Шаляпин против Эйфелевой башни - Бранислав Ятич
Шрифт:
Интервал:
Закладка:
Сравним музыку каватины Алеко из одноименной оперы С. Рахманинова с записью исполнения этой арии Шаляпиным в 1923 году[213]. При этом сравнении прежде всего обращает на себя внимание масштаб изменений, внесенных певцом в авторский текст. Почти половина вокальной партии этой широко известной арии оказывается в той или иной мере измененной артистом. Эти изменения, в основном, касаются динамики и мелодического движения арии (в том числе и речитатива).
Наибольший интерес представляют изменения, усиливающие динамику музыкального развития. Певец достигает этого, главным образом, сокращая длительность пауз, а в некоторых случаях вообще отказываясь от них.
Самое радикальное изменение такого рода, притом наиболее трудное, произведено Шаляпиным в репризе арии (59–66). Здесь композитор после модуляционного отклонения возвращается в до-минор (59). В оркестре, в секвенционном проведении, троекратно проходит первая фраза лирической темы, ранее прозвучавшей в вокальной партии (32–36).
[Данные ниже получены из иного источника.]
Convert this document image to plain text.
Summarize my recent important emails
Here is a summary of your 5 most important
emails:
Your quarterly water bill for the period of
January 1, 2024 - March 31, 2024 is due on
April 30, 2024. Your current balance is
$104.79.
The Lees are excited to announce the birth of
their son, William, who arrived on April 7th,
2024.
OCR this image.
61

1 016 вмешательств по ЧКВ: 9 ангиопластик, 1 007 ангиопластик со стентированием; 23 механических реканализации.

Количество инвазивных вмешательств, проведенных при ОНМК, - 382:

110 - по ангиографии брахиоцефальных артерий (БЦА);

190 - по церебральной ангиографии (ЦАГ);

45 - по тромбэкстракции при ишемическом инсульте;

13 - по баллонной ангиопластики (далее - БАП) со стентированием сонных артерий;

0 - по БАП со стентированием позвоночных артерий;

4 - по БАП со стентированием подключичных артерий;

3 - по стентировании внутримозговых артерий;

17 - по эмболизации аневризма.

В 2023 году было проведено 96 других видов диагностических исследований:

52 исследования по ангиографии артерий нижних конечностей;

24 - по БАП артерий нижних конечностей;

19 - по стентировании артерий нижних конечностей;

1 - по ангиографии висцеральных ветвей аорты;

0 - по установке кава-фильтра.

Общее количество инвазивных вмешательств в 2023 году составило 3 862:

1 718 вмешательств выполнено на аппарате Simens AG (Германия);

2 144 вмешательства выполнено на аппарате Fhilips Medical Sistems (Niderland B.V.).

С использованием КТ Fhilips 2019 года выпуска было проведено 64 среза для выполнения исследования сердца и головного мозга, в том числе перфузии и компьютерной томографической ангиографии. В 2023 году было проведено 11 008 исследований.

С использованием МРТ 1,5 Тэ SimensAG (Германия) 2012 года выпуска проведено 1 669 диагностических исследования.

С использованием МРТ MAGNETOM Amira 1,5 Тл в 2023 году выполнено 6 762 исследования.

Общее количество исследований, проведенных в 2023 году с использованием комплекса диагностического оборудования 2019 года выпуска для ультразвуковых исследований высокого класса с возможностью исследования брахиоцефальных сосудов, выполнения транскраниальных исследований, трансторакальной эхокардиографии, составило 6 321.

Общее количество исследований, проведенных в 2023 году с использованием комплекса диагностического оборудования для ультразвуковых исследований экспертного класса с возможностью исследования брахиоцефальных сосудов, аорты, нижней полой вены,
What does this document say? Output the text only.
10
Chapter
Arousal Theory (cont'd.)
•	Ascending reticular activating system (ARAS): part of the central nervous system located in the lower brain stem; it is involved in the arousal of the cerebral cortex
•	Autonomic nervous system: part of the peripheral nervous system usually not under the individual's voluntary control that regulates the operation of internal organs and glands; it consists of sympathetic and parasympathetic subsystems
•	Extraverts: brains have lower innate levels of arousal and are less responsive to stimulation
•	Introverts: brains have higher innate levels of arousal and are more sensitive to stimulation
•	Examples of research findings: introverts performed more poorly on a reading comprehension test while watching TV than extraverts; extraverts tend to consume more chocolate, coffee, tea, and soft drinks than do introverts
У Рахманинова голос вступает здесь после начала второго проведения этой фразы (60), Шаляпин же начинает слова «а она» еще во время первого проведения на последней четверти предыдущего 59-го такта! Интересно: несмотря на то, что Шаляпин вступает на две четверти раньше, нежели это указано композитором, певец, тем не менее, в общем не нарушает согласованности вокальной и оркестровой партий, исключая, может быть, такты 64 и 65. Здесь звук ля и затем звук до, пропетые раньше, нежели в оркестре произошла смена гармонии, на мгновение вызывают неоправданно резкие диссонансы, чего, кстати сказать, Шаляпин мог бы легко избежать, не отказываясь в то же время от столь необходимого ему усилия динамики.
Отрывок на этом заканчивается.